The reason is architectural. Chess coaching requires multi-step reasoning at every level: tracing tactical sequences, connecting patterns across games, calibrating language for a child's age, producing reliable structured JSON. Instruction-tuned models are optimised for response fluency, not for the kind of deliberate inference that coaching demands. Reasoning models do the hard work by design.

The implication extends well beyond chess. Any domain where an AI needs to produce advice that's grounded in a specific situation — medical, legal, financial, engineering — will see the same quality gap. The question for builders is whether your use case actually needs reasoning capability or whether pattern-matching is sufficient. Getting that assessment wrong in either direction is expensive.

What this means for technical leadership

I'm a CEO who builds. I've been deliberate about that — maintaining genuine technical capability, not just technical fluency — because I think it matters for how you lead AI implementation work. Arrakis Engine is partly a personal project, partly a stress test of my own thesis.

What I found is that AI pair programming doesn't lower the bar for technical depth. It raises the bar for judgment.

When implementation is cheap, the decisions that matter are architectural: what to build, in what order, with what constraints. The choice to start with a Python CLI and earn the Next.js frontend. The decision to cap ACPL at ±1000 centipawns rather than using raw engine scores. The design of the coaching prompt to include history and variety. The practice of requiring the AI to ask clarifying questions before implementing anything significant. The call to require reasoning models and document why. These are judgment calls that require domain expertise and product experience — neither of which an AI pair programmer provides.

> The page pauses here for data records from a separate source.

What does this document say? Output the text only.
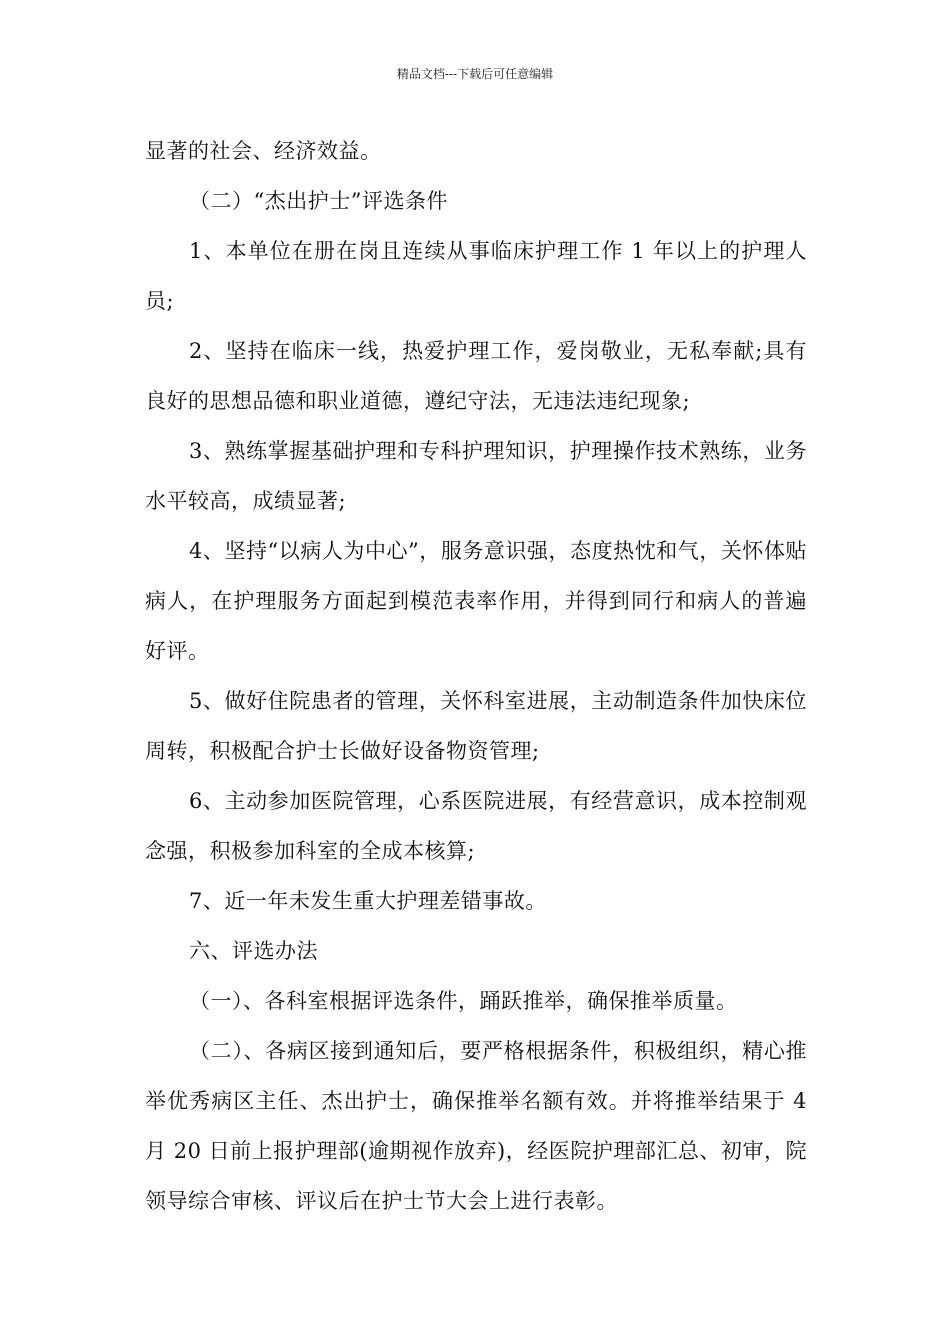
精品文档---下载后可任意编辑

显著的社会、经济效益。

（二）“杰出护士”评选条件

1、本单位在册在岗且连续从事临床护理工作 1 年以上的护理人员;

2、坚持在临床一线，热爱护理工作，爱岗敬业，无私奉献;具有良好的思想品德和职业道德，遵纪守法，无违法违纪现象;

3、熟练掌握基础护理和专科护理知识，护理操作技术熟练，业务水平较高，成绩显著;

4、坚持“以病人为中心”，服务意识强，态度热忱和气，关怀体贴病人，在护理服务方面起到模范表率作用，并得到同行和病人的普遍好评。

5、做好住院患者的管理，关怀科室进展，主动制造条件加快床位周转，积极配合护士长做好设备物资管理;

6、主动参加医院管理，心系医院进展，有经营意识，成本控制观念强，积极参加科室的全成本核算;

7、近一年未发生重大护理差错事故。

六、评选办法

（一）、各科室根据评选条件，踊跃推举，确保推举质量。

（二）、各病区接到通知后，要严格根据条件，积极组织，精心推举优秀病区主任、杰出护士，确保推举名额有效。并将推举结果于 4 月 20 日前上报护理部(逾期视作放弃)，经医院护理部汇总、初审，院领导综合审核、评议后在护士节大会上进行表彰。
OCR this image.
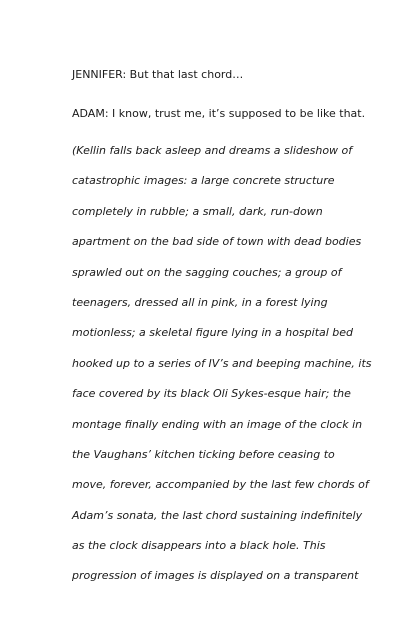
JENNIFER: But that last chord…
ADAM: I know, trust me, it’s supposed to be like that.
(Kellin falls back asleep and dreams a slideshow of
catastrophic images: a large concrete structure
completely in rubble; a small, dark, run-down
apartment on the bad side of town with dead bodies
sprawled out on the sagging couches; a group of
teenagers, dressed all in pink, in a forest lying
motionless; a skeletal figure lying in a hospital bed
hooked up to a series of IV’s and beeping machine, its
face covered by its black Oli Sykes-esque hair; the
montage finally ending with an image of the clock in
the Vaughans’ kitchen ticking before ceasing to
move, forever, accompanied by the last few chords of
Adam’s sonata, the last chord sustaining indefinitely
as the clock disappears into a black hole. This
progression of images is displayed on a transparent
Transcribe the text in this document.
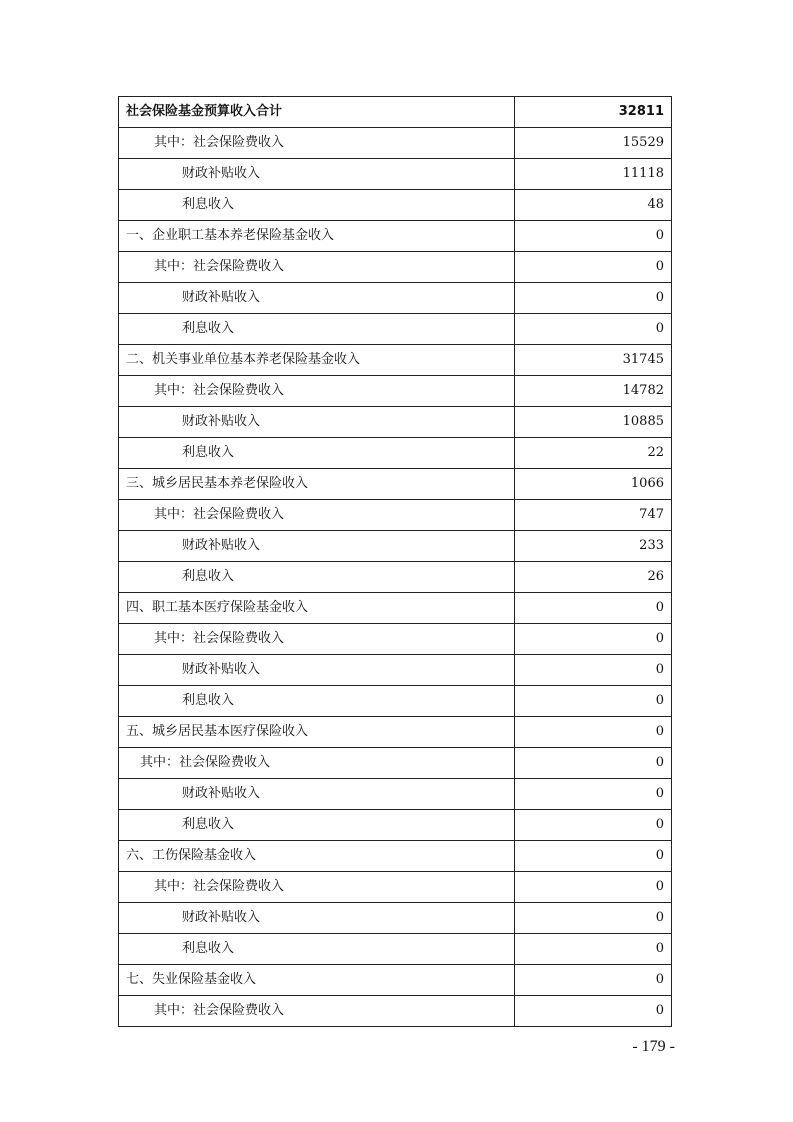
社会保险基金预算收入合计	32811
其中：社会保险费收入	15529
财政补贴收入	11118
利息收入	48
一、企业职工基本养老保险基金收入	0
其中：社会保险费收入	0
财政补贴收入	0
利息收入	0
二、机关事业单位基本养老保险基金收入	31745
其中：社会保险费收入	14782
财政补贴收入	10885
利息收入	22
三、城乡居民基本养老保险收入	1066
其中：社会保险费收入	747
财政补贴收入	233
利息收入	26
四、职工基本医疗保险基金收入	0
其中：社会保险费收入	0
财政补贴收入	0
利息收入	0
五、城乡居民基本医疗保险收入	0
其中：社会保险费收入	0
财政补贴收入	0
利息收入	0
六、工伤保险基金收入	0
其中：社会保险费收入	0
财政补贴收入	0
利息收入	0
七、失业保险基金收入	0
其中：社会保险费收入	0
- 179 -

The "solo founder plus AI" model is real. But the differentiator isn't prompting skill. It's knowing your problem well enough to make good decisions faster than you'd otherwise be able to test them.

Evan asked me last week for "more details on my openings from his recent competition." That's user feedback I'll act on — it'll probably become the next feature priority. The most important thing I built in 18 days is a system good enough that its users want more of it. I have open sourced this because I am aware that many parents might need a tool like this to help their children.

Arrakis Engine is open source: github.com/bleongcw/Arrakis_Engine

Acknowledgments: I thank the chess parents from Rosyth School specifically Gan Ying Kiat and Edward Teo where we discussed the different chess engines that led to me building Arrakis and Fernvale Chess Club, the coaches: Mr Lee Peng Keong and Arlan Cabe and many others who have provided feedback on Arrakis Engine.